Barangsiapa yang memandang tidak ada kenikmatan dari Allah kepada dirinya selain hanya dalam urusan makanan dan minumannya maka sungguh telah sedikit fikih/ilmunya dan telah datang azab pada dirinya.

[lihat at-Tahdzib al-Maudhu’i li Hilyah al-Auliya’, hal. 885]

Abu Hazim Salamah bin Dinar rahimahullah berkata:

Setiap kenikmatan yang tidak semakin menambah kedekatan kepada Allah ‘azza  wa jalla maka pada hakikatnya hal itu adalah bencana.

[lihat at-Tahdzib al-Maudhu’i li Hilyah al-Auliya’, hal. 888]

Abdurrahman bin Auf radhiyallahu’anhu berkata:

Kami diuji dengan kesulitan maka kami pun bisa bersabar, akan tetapi tatkala kami diuji dengan kesenangan maka kami pun tidak bisa bersabar.

[lihat at-Tahdzib al-Maudhu’i li Hilyah al-Auliya’, hal. 163]

Yazid bin Maisarah rahimahullah berkata:

Tidaklah berbahaya suatu nikmat jika ia dibarengi dengan syukur. Tidaklah berbahaya musibah jika ia dibarengi dengan sabar. Sungguh, musibah yang menimpa pada saat melakukan ketaatan kepada Allah itu jauh lebih baik daripada nikmat yang dirasakan ketika berbuat maksiat kepada Allah.

[lihat at-Tahdzib al-Maudhu’i li Hilyah al-Auliya’, hal. 164]

Sufyan ats-Tsauri rahimahullah berkata:

Tidaklah menjadi fakih/ahli ilmu barangsiapa yang tidak bisa menganggap bahwa musibah adalah nikmat [agama] dan kelapangan [dunia] adalah musibah.

[lihat at-Tahdzib al-Maudhu’i li Hilyah al-Auliya’, hal. 165]

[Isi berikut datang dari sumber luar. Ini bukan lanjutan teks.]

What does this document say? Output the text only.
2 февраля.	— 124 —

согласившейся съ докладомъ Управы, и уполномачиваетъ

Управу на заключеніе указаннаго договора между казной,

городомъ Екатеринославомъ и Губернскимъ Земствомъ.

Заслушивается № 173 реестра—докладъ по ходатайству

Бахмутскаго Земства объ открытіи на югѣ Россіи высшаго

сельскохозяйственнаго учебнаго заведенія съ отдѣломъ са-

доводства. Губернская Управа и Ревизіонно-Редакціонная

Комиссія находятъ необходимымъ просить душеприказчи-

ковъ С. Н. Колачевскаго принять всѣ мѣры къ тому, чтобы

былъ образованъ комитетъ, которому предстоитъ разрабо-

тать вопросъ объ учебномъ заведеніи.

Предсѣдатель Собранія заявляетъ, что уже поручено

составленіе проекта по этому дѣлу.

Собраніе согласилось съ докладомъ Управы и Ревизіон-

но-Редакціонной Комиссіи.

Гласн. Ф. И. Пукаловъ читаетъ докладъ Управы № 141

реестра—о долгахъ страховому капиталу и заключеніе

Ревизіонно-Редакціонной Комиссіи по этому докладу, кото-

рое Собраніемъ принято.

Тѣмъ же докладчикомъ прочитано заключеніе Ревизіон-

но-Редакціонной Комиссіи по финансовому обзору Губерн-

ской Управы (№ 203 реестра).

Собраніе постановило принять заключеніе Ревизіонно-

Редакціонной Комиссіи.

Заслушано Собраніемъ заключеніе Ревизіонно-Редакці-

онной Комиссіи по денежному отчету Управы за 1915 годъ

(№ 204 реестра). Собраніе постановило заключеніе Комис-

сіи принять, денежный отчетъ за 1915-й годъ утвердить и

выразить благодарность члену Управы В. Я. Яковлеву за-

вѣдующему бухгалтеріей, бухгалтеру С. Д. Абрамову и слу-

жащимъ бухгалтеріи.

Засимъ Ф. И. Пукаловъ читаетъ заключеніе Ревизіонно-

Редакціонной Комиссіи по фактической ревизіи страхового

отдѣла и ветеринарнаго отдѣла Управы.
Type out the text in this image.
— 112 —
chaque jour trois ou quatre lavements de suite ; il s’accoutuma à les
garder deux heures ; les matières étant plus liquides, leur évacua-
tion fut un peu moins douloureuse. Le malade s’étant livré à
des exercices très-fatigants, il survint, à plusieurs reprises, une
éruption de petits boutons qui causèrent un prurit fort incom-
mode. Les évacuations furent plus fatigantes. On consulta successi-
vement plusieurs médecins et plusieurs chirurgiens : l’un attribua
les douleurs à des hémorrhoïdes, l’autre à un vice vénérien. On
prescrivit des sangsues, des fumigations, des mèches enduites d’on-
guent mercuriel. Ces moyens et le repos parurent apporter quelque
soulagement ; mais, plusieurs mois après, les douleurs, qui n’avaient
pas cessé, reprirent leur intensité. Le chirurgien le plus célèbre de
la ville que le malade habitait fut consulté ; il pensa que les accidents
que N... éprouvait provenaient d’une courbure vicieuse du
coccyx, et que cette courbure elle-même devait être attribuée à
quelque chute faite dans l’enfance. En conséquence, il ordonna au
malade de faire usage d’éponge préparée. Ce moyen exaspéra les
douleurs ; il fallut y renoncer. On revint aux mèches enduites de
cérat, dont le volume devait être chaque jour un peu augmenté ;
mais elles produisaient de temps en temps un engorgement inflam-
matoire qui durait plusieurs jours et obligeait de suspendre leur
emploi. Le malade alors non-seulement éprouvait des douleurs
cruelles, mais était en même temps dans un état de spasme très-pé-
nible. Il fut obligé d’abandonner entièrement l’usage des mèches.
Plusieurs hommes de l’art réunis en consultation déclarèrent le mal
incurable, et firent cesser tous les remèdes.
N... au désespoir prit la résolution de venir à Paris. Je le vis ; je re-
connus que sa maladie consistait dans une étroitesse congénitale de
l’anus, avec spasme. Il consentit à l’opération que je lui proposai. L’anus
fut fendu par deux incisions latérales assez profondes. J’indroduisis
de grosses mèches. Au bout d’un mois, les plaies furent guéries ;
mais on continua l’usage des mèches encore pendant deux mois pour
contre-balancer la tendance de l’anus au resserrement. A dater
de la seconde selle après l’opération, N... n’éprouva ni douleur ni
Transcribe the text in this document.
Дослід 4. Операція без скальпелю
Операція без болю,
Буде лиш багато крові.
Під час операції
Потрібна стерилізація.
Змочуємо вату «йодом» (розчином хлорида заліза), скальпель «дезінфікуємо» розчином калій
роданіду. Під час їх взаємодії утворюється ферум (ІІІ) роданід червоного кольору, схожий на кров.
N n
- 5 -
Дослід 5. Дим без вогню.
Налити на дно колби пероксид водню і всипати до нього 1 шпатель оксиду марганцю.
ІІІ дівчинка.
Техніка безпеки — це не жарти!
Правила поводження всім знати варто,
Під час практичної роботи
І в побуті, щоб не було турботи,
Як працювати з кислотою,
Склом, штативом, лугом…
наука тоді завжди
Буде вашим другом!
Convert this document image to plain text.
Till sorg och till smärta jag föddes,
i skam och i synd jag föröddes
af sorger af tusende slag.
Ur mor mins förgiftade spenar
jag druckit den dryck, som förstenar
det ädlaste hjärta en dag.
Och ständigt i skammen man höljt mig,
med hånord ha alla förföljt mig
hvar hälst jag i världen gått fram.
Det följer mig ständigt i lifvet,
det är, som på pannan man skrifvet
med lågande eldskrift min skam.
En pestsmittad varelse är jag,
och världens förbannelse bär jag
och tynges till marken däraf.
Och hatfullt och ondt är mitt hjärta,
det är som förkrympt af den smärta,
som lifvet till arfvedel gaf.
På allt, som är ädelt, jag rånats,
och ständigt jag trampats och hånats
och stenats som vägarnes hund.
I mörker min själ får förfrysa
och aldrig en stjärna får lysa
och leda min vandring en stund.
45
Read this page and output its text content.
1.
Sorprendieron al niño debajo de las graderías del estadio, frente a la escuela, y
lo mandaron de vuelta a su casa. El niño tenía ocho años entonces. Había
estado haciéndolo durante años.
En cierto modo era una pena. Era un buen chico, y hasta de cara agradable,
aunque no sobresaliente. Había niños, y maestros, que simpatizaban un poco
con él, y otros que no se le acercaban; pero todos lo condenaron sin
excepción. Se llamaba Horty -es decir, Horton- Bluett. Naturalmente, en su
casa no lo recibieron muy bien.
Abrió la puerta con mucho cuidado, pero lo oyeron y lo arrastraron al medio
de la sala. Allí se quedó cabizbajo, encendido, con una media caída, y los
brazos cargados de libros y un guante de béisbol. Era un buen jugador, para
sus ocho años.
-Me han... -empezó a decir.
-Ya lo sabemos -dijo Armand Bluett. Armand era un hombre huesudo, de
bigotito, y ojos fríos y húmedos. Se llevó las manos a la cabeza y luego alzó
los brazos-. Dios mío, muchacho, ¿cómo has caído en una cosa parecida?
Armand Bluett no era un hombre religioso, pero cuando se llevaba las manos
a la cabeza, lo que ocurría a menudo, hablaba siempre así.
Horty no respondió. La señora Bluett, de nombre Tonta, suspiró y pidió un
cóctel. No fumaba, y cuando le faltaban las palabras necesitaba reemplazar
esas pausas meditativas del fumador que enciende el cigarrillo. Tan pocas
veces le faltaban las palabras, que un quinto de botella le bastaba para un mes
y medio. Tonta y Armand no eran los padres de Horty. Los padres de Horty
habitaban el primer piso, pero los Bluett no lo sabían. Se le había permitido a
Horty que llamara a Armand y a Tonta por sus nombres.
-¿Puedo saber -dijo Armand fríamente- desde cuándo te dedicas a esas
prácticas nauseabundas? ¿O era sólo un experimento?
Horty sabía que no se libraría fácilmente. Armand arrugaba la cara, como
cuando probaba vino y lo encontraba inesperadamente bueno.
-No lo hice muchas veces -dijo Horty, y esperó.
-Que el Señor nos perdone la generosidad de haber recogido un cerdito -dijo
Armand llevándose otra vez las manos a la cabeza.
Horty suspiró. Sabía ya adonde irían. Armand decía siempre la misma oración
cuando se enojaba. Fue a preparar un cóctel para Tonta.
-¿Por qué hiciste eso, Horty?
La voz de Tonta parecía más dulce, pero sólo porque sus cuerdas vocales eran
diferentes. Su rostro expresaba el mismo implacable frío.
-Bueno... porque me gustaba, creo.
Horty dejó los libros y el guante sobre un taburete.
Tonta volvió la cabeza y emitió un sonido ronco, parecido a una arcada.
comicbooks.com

Bisyr bin al-Harits rahimahullah berkata:

Tidaklah aku mengetahui seorang pun kecuali dia pasti tertimpa cobaan. Seorang yang Allah berikan kelapangan pada rizkinya; maka Allah ingin melihat bagaimana dia menunaikan syukur atas hal itu. Dan seorang yang Allah ‘azza wa jalla cabut sebagian dari rizkinya; ketika itu Allah ingin melihat bagaimanakah dia bisa bersabar.